The aroma of the sauce is fully integrated into the eggs and radishes, the egg meat is smooth and tender, super flavorful, the radish is crisp and appetizing, the huge rice, a bite down, the aroma lingers on the tip of the tongue, making people addicted.
Brought some to the company, colleagues directly called to eat not enough ~
The method is simple, the key is that the taste is superb, I strongly recommend everyone to try it!
Can eat raw eggs, white radish
Shredded onion, green onion, garlic flakes, green pepper, salt
Millet pepper, sugar, soy sauce, light soy sauce, white vinegar
Mix a sauce: shredded onion, green pepper, millet pepper, garlic slices, green onion, 1/2 bowl of soy sauce, 1/2 bowl of soy sauce, 1 bowl of sugar, 1 bowl of water, stir well.
Boil an egg, boil in water with 1 spoonful of salt and 1 spoonful of vinegar, and serve the eggs over medium heat for 6 minutes, which is the perfect time to rinse the heart of the egg.
Once cooked, remove the superseded water and peel off the shell.
Put the eggs in the sauce you just made and soak them in the fridge for 3 hours.
Peel the radish and cut the knife into small pieces.

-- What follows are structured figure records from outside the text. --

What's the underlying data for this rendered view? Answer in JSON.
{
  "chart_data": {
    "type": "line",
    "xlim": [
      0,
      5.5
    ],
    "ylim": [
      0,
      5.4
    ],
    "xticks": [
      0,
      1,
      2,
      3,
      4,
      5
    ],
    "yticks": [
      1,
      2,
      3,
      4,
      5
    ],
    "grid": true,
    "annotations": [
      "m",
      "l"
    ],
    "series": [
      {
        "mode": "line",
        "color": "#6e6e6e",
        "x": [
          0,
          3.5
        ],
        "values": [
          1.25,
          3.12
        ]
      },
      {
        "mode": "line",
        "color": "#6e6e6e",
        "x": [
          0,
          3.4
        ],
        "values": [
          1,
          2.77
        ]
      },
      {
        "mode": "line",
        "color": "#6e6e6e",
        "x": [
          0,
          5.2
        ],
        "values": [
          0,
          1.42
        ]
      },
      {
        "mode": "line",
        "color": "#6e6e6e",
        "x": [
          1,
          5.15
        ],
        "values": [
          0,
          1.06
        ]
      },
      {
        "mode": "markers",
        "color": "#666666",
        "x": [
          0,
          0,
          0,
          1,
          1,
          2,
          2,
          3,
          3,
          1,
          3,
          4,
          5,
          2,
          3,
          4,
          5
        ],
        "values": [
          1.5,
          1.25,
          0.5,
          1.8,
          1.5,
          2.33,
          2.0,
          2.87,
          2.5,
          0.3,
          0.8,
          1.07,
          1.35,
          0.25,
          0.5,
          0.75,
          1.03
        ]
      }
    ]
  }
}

Cut the white radish and marinate with salt for half an hour until the radish becomes soft, then add water to wash off the salt, so that the radish will be crisp and not spicy.
Pour in the sauce left over from the eggs, rua evenly, cover the lid and marinate in the fridge for one night.
Such sauce eggs, delicious is delicious, is a bit of a cost of eggs.
Freshly pickled radish really won't get tired of eating it!